Estrogen and Autoimmune Disease
Autoimmune diseases are much more prevalent in women; 75% of autoimmune diseases affect women, while 25% affect men. This statistic makes it seem like estrogen is involved in some way. We know that estrogen affects the immune system, because all immune cells have estrogen receptors and these hormones also encourage your immune cells to begin to make too many antibodies. The role of estrogens in autoimmune diseases has been well studied in women with lupus, where research has shown that oral contraceptives and the use of post menopausal hormone replacement therapy (HRT) increased the risk of lupus and that the incidence of lupus increases after puberty and drops after menopause when estrogen levels are lower. (1) These findings make sense because estrogen causes a shift toward Th2 (lymphocytes that make antibodies), and women with lupus are already Th2 dominant, thus the extra estrogen makes the disease worse. The severity of symptoms in patients with lupus often gets worse as estrogen levels climb, like during the menstrual cycle and during pregnancy.

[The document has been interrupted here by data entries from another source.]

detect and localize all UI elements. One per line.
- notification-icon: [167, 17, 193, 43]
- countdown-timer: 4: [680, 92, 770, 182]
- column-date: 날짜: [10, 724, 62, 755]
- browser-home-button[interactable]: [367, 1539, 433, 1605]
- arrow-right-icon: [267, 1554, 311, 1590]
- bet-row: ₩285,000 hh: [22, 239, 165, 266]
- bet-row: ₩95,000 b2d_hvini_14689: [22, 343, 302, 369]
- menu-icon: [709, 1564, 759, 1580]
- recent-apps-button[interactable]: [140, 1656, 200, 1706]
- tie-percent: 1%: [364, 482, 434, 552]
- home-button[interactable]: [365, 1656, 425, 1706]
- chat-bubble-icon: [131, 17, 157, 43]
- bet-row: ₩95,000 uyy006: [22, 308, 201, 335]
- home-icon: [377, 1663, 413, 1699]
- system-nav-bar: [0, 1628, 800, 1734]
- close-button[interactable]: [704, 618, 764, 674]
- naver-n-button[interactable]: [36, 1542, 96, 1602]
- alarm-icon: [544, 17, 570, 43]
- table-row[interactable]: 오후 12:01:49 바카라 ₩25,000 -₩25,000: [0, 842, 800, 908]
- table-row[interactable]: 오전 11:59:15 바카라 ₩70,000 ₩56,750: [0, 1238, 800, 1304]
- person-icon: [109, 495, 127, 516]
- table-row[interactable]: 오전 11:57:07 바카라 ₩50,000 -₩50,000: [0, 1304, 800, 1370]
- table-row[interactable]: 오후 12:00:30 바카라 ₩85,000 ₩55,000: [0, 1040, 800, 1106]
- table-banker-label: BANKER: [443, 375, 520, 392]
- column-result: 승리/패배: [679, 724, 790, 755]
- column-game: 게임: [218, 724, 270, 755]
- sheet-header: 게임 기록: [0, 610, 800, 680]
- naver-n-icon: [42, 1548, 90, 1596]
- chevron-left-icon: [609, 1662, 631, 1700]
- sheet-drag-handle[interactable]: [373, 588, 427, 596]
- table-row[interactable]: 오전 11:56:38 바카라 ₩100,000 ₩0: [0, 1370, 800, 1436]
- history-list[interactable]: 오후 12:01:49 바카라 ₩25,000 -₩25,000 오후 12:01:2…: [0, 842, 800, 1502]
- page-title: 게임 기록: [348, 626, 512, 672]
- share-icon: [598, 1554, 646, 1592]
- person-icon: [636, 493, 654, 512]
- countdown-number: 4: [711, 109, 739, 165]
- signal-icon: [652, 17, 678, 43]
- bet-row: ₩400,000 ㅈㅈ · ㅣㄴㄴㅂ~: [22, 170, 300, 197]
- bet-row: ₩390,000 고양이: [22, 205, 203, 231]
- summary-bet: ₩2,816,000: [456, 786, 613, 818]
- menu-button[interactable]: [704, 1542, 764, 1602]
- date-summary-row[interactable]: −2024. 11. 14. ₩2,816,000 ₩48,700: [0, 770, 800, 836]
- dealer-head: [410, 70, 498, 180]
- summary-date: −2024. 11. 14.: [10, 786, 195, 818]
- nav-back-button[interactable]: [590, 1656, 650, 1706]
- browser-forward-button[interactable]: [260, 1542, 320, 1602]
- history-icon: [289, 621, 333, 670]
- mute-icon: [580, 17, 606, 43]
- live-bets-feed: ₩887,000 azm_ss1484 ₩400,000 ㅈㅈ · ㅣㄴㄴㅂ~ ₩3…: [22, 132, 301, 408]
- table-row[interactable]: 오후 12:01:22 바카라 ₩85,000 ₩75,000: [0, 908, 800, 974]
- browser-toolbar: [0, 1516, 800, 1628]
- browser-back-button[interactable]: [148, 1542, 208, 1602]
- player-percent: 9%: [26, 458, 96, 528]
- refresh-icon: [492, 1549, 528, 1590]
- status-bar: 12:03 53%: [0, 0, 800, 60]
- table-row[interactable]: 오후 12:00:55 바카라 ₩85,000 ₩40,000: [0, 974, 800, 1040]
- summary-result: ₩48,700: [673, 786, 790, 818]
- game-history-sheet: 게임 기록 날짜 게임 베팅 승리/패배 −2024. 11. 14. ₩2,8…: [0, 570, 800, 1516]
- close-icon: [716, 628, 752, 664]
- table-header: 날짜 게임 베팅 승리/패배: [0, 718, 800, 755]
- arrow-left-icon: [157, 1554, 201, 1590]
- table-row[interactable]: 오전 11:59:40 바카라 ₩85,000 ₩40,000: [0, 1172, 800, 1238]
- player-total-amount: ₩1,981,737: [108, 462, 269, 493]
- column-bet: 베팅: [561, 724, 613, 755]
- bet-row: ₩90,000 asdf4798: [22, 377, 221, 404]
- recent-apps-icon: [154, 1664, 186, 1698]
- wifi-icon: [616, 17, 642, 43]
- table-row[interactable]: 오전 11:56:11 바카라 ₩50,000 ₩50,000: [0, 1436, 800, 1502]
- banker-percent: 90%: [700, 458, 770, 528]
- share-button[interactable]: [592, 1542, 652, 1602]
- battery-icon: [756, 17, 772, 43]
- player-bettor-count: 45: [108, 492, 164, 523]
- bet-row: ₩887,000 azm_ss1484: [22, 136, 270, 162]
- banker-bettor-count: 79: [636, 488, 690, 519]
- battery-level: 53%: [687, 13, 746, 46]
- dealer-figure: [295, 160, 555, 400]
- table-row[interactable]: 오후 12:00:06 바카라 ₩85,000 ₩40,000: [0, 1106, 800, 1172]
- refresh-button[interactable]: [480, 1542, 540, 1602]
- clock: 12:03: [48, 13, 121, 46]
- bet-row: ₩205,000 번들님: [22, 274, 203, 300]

We are beginning to understand that there are different kinds of estrogens in the body and they each have different effects on your cells and health. The idea that toxic (“bad”) estrogen metabolites made in the liver could be responsible for triggering lupus or making it worse has been supported by many human clinical observation studies and experimental animal studies. (2) Therefore, testing for estrogen metabolites (collectively, the 2, 4 and 16 estrones) and improving the ratios of the good to bad, should be part of the functional medicine treatment for treating autoimmune disease. This approach is reviewed in detail in my book, The Immune System Recovery Plan: A Doctor’s 4-Step Program for Treating Autoimmune Disease.
Aisha Lateef and Michelle Petri. Hormone replacement and contraceptive therapy in autoimmune diseases. J Autoimmun. 2012 May;38(2-3):J170-6. Epub 2012 Jan 18.
TE McAlindon, et al. Indole-3-carbinol in women with SLE: effect on estrogen metabolism and disease activity. Lupus (2001) 10, 779–783.